Back on December 19, I reported that ChinaCache International Holdings Ltd. (NASDAQ:CCIH) had seen a whopping near 200% increase in its stock. At the time, there was little going on with the company that might have caused this huge spike, but I speculated that it might have something to do with the fact that ChinaCache had been granted a CDN license a few months earlier by the Chinese government, making ChinaCache one of the few Internet content provider companies legally entitled to operate in the country.
Now that it’s January, the time when the Chinese government said it would be pulling the plug on all those companies without a proper CDN license, I thought I would check back in on ChinaCache and see how it was doing.
At the time of writing, ChinaCache’s stock is trading at $2.13, which puts it up $0.28, or 15%, from the previous closing price of $1.85. This puts it just under $1 short of where it was at back on December 19, but still over $1 from where it was on the day prior that month. To put things a little more into perspective, the 52-week range for the stock falls between $0.72 and $3.16.
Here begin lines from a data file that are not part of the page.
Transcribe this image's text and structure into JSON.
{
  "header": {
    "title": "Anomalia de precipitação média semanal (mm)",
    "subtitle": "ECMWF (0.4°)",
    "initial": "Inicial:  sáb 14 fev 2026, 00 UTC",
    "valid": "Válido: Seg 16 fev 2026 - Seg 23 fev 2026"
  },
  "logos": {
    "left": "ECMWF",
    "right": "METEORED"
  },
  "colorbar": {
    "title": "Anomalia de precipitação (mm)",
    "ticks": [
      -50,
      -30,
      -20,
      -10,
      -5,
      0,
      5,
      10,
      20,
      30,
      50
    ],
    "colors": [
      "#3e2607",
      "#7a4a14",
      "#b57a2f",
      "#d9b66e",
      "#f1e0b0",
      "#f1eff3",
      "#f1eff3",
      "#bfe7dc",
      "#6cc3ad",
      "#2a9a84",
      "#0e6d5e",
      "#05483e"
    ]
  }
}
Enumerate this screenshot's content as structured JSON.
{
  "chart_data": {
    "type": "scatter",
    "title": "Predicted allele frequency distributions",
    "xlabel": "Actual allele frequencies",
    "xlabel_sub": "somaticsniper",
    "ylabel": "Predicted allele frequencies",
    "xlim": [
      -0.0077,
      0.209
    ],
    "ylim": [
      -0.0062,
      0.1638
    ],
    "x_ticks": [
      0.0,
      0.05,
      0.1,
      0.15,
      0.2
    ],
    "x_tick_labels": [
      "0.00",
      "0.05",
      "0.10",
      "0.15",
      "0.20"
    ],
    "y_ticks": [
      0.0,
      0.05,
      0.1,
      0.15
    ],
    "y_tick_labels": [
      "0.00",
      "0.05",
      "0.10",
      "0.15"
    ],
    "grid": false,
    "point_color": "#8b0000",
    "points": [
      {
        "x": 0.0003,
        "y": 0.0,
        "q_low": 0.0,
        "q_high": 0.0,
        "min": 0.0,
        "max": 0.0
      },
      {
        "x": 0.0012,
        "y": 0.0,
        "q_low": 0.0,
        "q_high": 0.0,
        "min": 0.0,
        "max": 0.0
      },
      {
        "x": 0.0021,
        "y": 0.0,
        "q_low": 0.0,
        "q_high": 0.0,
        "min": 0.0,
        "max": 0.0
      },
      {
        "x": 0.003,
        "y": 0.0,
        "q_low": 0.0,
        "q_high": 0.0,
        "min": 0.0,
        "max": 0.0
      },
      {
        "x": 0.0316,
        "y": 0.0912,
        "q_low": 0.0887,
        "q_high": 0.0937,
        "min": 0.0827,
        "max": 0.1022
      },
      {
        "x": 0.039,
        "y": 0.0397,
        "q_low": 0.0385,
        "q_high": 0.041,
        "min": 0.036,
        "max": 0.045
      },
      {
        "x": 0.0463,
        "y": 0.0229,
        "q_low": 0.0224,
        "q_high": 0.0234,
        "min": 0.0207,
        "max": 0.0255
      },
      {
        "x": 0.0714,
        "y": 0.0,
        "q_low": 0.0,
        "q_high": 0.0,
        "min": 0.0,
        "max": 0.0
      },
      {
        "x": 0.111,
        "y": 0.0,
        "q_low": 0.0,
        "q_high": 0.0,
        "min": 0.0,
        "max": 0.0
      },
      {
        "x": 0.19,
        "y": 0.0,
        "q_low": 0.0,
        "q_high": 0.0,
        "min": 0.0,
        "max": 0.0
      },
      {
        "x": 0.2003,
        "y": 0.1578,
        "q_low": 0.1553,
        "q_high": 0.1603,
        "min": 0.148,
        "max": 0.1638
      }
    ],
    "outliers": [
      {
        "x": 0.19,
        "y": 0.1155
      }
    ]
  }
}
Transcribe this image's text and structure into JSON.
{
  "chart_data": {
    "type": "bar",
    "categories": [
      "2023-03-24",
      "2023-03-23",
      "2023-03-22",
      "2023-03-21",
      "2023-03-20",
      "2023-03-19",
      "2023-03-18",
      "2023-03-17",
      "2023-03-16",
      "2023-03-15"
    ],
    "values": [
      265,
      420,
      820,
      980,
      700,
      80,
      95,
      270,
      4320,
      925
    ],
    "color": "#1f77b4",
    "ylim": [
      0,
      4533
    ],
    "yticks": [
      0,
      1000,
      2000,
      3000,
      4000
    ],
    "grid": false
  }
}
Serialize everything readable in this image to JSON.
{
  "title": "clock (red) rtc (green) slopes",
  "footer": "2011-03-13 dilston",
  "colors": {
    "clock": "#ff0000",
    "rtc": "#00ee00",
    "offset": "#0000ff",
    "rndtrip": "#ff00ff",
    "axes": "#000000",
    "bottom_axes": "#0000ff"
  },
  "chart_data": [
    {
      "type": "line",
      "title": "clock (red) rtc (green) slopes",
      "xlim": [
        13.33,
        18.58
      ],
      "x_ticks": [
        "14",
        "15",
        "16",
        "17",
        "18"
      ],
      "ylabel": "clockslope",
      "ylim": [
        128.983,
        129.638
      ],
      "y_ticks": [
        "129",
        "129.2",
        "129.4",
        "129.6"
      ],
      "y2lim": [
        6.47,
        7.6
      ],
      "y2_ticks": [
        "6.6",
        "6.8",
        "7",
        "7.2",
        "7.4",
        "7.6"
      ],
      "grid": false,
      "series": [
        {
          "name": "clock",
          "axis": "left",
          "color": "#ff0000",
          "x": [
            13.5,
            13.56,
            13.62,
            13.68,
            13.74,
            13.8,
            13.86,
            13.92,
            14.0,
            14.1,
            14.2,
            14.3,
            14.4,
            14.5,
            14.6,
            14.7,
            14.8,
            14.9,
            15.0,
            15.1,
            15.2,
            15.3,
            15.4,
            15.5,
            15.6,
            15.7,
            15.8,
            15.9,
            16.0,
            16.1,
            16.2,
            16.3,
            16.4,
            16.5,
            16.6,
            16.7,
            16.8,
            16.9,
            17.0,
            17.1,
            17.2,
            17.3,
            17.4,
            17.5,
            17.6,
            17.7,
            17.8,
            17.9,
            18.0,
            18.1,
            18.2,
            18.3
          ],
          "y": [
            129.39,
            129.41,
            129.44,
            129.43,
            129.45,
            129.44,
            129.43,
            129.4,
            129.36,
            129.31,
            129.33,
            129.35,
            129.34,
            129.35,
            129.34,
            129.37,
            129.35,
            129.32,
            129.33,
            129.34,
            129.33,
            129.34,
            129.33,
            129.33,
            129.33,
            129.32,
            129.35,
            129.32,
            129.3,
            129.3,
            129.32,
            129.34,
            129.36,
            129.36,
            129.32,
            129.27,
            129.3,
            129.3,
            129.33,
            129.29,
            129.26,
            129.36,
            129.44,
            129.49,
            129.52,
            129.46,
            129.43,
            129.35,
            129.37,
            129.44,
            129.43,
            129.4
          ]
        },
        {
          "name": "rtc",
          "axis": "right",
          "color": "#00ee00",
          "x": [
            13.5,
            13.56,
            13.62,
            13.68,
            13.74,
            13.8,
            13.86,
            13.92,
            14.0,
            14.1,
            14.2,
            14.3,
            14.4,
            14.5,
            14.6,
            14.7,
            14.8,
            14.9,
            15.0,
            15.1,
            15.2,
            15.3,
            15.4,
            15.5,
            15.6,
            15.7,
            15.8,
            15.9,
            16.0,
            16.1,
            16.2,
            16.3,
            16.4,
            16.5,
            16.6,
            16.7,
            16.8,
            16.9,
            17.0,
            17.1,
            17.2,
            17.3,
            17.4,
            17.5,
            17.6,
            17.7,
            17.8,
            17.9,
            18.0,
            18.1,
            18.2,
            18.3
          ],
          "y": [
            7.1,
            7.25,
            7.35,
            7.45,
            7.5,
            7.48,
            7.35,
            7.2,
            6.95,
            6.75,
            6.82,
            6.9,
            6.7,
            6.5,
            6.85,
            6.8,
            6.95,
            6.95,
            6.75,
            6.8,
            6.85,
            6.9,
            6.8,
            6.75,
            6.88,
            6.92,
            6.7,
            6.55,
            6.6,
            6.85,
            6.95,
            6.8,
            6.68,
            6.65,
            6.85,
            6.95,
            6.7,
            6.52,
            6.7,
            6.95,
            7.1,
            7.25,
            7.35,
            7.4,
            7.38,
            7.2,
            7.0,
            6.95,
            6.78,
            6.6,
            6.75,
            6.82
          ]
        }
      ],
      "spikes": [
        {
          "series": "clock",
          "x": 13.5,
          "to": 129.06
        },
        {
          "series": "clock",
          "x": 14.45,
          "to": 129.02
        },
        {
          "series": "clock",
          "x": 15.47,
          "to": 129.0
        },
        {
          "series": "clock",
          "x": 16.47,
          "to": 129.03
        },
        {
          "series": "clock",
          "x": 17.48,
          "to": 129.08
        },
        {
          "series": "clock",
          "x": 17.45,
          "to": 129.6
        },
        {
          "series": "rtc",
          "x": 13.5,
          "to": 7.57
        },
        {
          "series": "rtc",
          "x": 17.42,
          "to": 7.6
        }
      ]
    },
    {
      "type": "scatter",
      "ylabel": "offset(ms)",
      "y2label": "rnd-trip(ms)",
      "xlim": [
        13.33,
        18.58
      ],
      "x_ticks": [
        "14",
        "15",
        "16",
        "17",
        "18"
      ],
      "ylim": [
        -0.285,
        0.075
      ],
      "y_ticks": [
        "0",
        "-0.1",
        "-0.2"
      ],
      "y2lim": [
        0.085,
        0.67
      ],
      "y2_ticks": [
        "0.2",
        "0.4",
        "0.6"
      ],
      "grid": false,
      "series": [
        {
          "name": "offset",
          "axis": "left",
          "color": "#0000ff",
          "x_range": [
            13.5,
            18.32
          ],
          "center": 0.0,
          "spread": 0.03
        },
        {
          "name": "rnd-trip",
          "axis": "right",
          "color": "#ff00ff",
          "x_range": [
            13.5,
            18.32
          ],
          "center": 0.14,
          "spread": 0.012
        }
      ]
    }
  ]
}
Given that the company hasn’t made any grand announcements recently, save for producing the financial results of its first six months of 2017 (which came out way back on December 21), I would posit that the company’s current stock increase is a result, if perhaps indirectly, of the ban of non-certified CDN companies recently enacted in China. There used to be a lot of companies like ChinaCache in China, those that provided the cached version of websites to users to make data acquisition faster (a common practice), but very few received actual licenses to do so, ChinaCache being among the few that did. So, essentially, a lot of ChinaCache’s competition would have been eliminated with this ban, which might explain the growth of the company’s stock.